In the analysis presented below, it is considered that the operator takes early actions: 15 minutes after the beginning of the accident the operator begins to supply cold water from ECCS hydro-accumulators into GDH of both RCS loops. After approximately 1.5 hours from the beginning of the accident, the peak fuel cladding temperature exceeds 400 oC (Figure 8). According this signal, the operator opens one steam relief valve to decrease pressure in RCS (Figure 9). At the same time the operator takes actions to maintain the water supply by gravity from deaerators and prepares the connection for water supply from the artesian water source. The activation of ECCS hydro-accumulators after 15 minutes from the beginning of the accident provides only a small amount of water due to equalization of pressures in hydro-accumulators and GDH. Additional amount of water from hydro­accumulators is injected when the pressure in RCS decreases (~2 h after the beginning of the accident). The water supply from ECCS hydro-accumulators and opening of one steam relief valve would result in the increase of water level in RCS (Figure 10). At the time moment t = 2.5 h, the water supply from ECCS hydro-accumulators stops. Approximately 170 m3 of water is injected from ECCS hydro-accumulators.

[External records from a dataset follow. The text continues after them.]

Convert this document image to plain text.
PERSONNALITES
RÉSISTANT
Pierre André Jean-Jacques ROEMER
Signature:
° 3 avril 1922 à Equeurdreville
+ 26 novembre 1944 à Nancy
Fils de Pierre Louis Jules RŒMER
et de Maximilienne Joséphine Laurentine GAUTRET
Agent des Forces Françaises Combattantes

When the pressure in RCS decreases down to 1.2 MPa (pressure in deaerators), the water flow from the deaerators begins (t = 3.8 h). There are four deaerators, which contain 480 m3 of water with temperature of ~ 190 oC. After the connection of deaerators to RCS, the pressure decrease leads to boiling of water in deaerators. The initial flow rate of water from deaerators does not warrant adequate cooling of the core — the temperature of core components is increasing at the time interval t = 3 — 5 h (Figure 8). To increase the flow rate of water from deaerators, at the time moment t = 5.3 h the operator opens one additional Steam Relief Valve (SRV). As it is seen from Figure 8, this action improves the core cooling conditions and the temperature of core components starts to decrease. The pressure in RCS decreases down to the pressure in artesian water system (~ 0.6 MPa) only more than 13 hours after the beginning of the accident. A complete connection of artesian water to RCS is permitted only after the decrease of pressure in RCS down to the level of pressure in the

artesian water source. These measures should prohibit the injection of coolant from RCS into the pipeline of artesian water. After the connection of artesian water source to supply water into reactor, the water level in reactor core starts to increase, which means the success of core cooling. The mentioned operators’ actions lead to a slow decrease of pressure in RCS, the fuel rods claddings and channels walls temperatures become not higher than 600 oC.

Fig. 10. RCS de-pressurization and water supply into reactor from ECCS hydro­accumulators, deaerators and artesian water source in case of station blackout. Calculated water level behavior in RCS

The results of the mentioned neutron-physical and thermal-hydraulic investigations have served as the basis for expanding the region where the accidents of the first group with multiple failures can be controlled using the symptom-oriented emergency operating procedures, and they have made it possible to determine the actions to be taken by personnel in order to prevent severe core damage.